Für eine Zukunft ohne Hunger

Der Hunger in der Welt nimmt wieder zu

Konflikte, Naturkatastrophen, Heuschreckenplagen und nicht zuletzt die wirtschaftlichen Auswirkungen der Corona-Pandemie haben dazu beigetragen, den Hunger in den ärmsten Ländern der Welt wieder zu verschärfen. Gemeinsam müssen wir jetzt handeln, um die schlimmste Not einzudämmen.

280.000

Menschen

erreicht die Caritas Österreich mit ihren Hungerprojekten weltweit

2.700

Babys & Kleinkinder

werden in Ernährungsstationen in der DR Kongo medizinisch behandelt und gesund gepflegt.

4.000

kg Saatgut

wird an Kleinbauernfamilien in der DR Kongo verteilt.

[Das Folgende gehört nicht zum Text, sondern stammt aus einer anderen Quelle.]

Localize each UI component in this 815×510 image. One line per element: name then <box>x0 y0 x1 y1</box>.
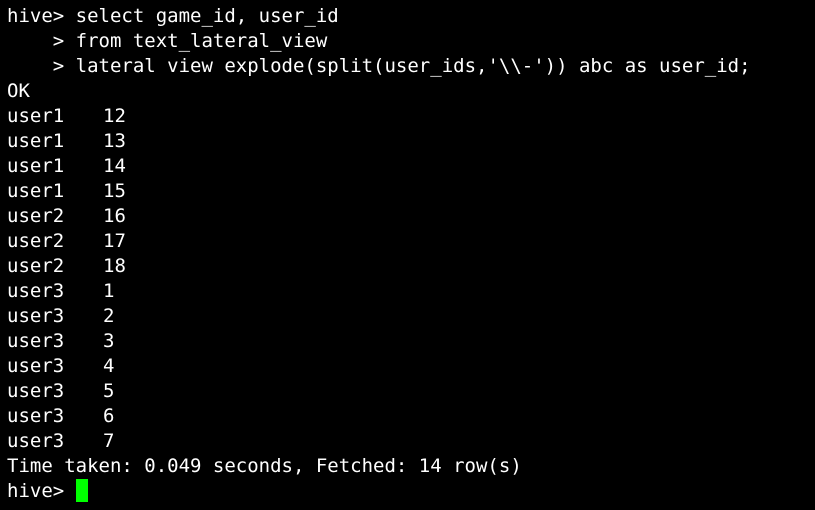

Südsudan: Ein junges Land im Ausnahmezustand

Eines der ärmsten Länder weltweit ist der vom Bürgerkrieg gebeutelte Südsudan. 1,5 Millionen Menschen gelten als intern Vertriebene, die – wenn überhaupt – traumatisiert und ausgehungert in den Flüchtlingslagern Zuflucht gefunden haben. Die Hälfte der Bevölkerung (sechs Millionen Menschen) ist unterernährt. Besonders verwundbar sind Kinder. Etwa ein Drittel der Kinder im Südsudan hat ein zu geringes Körpergewicht, um sich gesund entwickeln zu können. Corona-bedingt sind seit April 2020 die Schulen geschlossen. Das bedeutet für die Kinder nicht nur Mangel an Bildung, sondern auch den Verlust von regelmäßigen Mahlzeiten. Das tägliche Essen in der Schule ist für viele Eltern oft der ausschlaggebende Grund, ihre Kinder in die Schule zu schicken.

Helfen wir diesen Menschen, die jetzt vor dem Nichts stehen und um ihr Überleben kämpfen.

€ 35,–

Saatgut und Werkzeug für eine Bauernfamilie

€ 60,–

Nahrhaftes Essen für ein Kind für drei Monate

€ 200,–

Trinkwasser und Hygiene- schulungen für 20 Haushalte

Frauen als Kämpferinnen gegen Hunger in der Pandemie

Am Beispiel Südsudan wird auch deutlich, wie wichtig Frauen in der Bekämpfung des Hungers sind. Sie sind diejenigen, die sich um die Ernährung und die Gesundheit der Familie kümmern. Sie arbeiten am Feld, halten Tiere, verarbeiten Lebensmittel und sorgen für Mahlzeiten, sammeln Holz und holen Wasser. Frauen versorgen die Kleinsten und kümmern sich um kranke Familienmitglieder. Wie es der Familie geht, hängt wesentlich von Frauen ab. In von Bürgerkrieg betroffenen Ländern wie dem Südsudan bleiben Frauen mit den Kindern oft alleine zurück. Besonders dann tragen Frauen die gesamte Last und Verantwortung, die Familie zu ernähren. Frauen zu fördern, ihnen Informationen über Covid-19, Hygiene und nachhaltige Ernährungsmethoden, Werkzeuge und Landwirtschaftsschulungen zu ermöglichen, ist für die Gesundheit und die Bekämpfung des Hungers eines ganzen Landes entscheidend.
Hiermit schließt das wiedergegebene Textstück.